Special case or not?
At the Sheffield City Council meeting of January 4, Councillor Bryan Lodge said that the memorial trees on our street, Western Road, Crookes, were '˜a special case' that need to be looked at '˜differently' from the trees on other Sheffield streets.
I know that I speak for other residents on our street when I say we reject this ‘special treatment’ point of view taken by the SCC’s cabinet minister for the environment.
Yes, they are special to us and we are happy that the 98-year-old trees on our street are making their contribution to cleaning polluted air, cooling streets in our globally warming world, acting as a baffle against vehicle noise, as well as giving pleasure to residents and the hundreds of schoolchildren who walk back and forth to Westways School every day.
But we do not think that they are any more special than the lovely trees in Nether Edge or Gleadless Valley or Norfolk Park which are also enjoyed by their local residents.

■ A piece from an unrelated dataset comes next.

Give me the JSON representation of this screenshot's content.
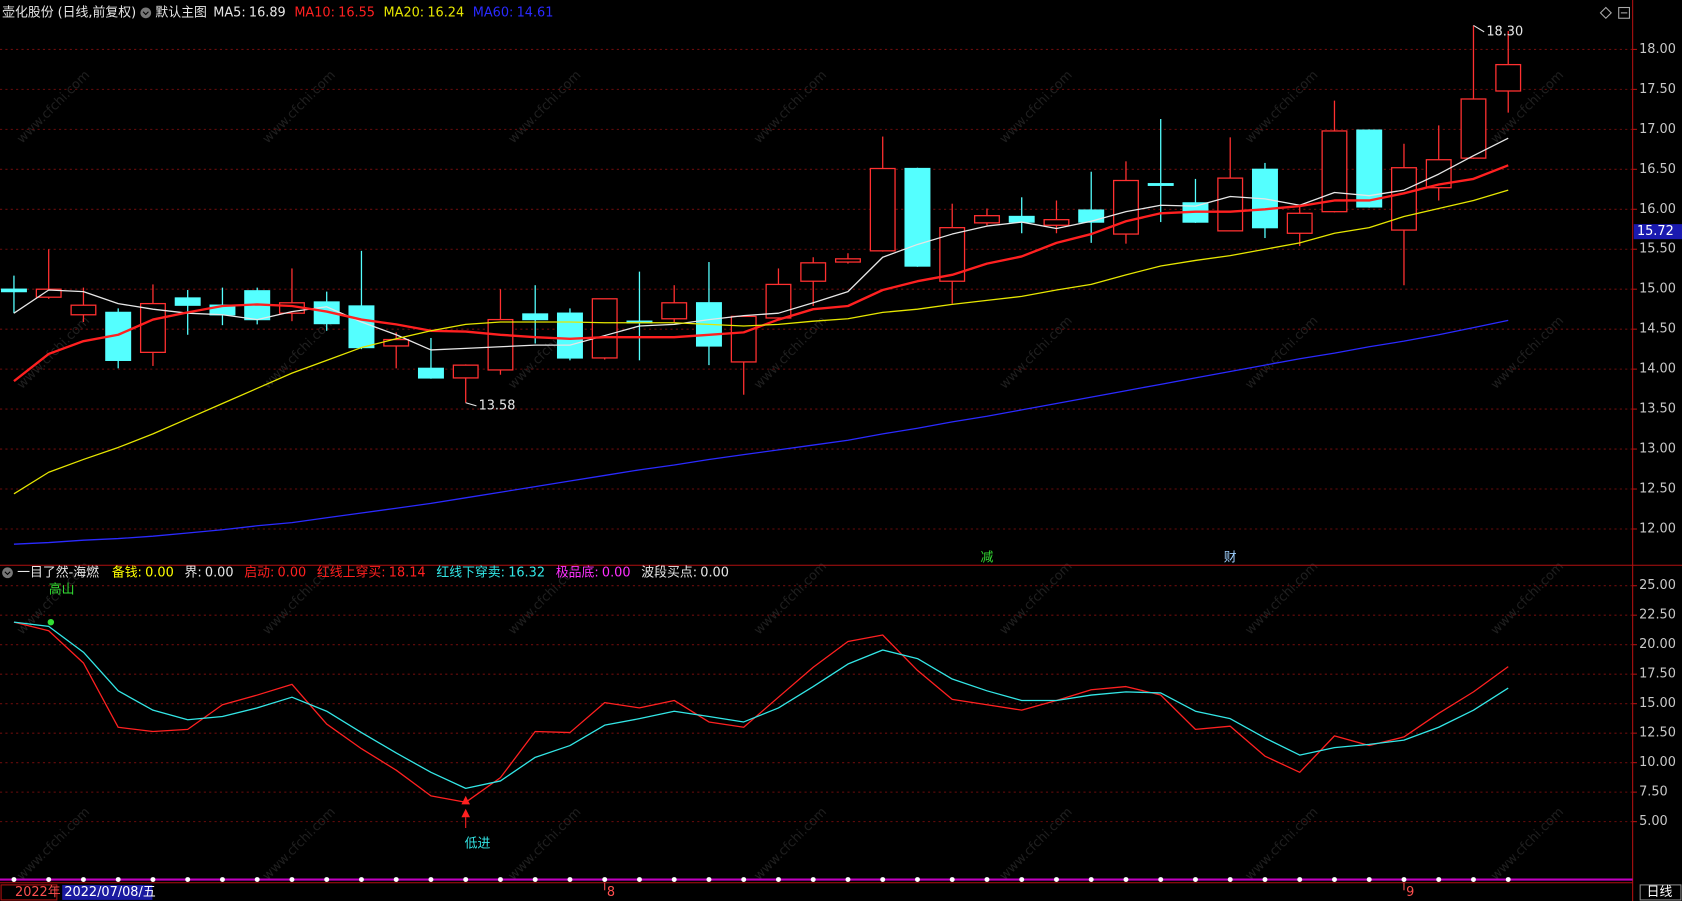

Or any more special than those on a street such as Oxford Street in S6 where there are also memorial trees (those ones were planted in 1917) and where a large swathe also face upcoming felling.
The fact that these Oxford Street trees have not received widespread local and national media coverage, and support by The Star, does not mean they are any less deserving of being spared a chainsaw massacre.
Coun Lodge also says that Amey will now look at so-called ‘engineering solutions’ for our road.
The term means making renovations/repairs to pavements, curbs and roadways so that trees can be saved rather than felled; that is the common solution outside Sheffield.
Again, why will an engineering solution perhaps be approved, at some expense, for our trees when it is out of the question for Chelsea Road in S11, home of a much loved 120-year-old elm tree that was recently awarded second prize as UK Tree of the Year?
The logic of this is illogical.
And talking of illogical, can the council PR machine please refrain from further use of the phrase ‘replacement trees’?
Calling the three or four metre-high saplings Amey intends to plant as ‘replacements’ for the 30 metre-high trees on our street is like calling the starting 11 for the Crookes 11-year-old football team a possible ‘replacement’ for the starting 11 of the Owls. (Or, sorry, even the Blades ha! ha!).
In my opinion, the main issue in the entire trees issue is this: why should the streets of our city be under the private control of a foreign multinational corporation for the next 25 years?
It is not which trees are ‘special’ and which are not ‘special’.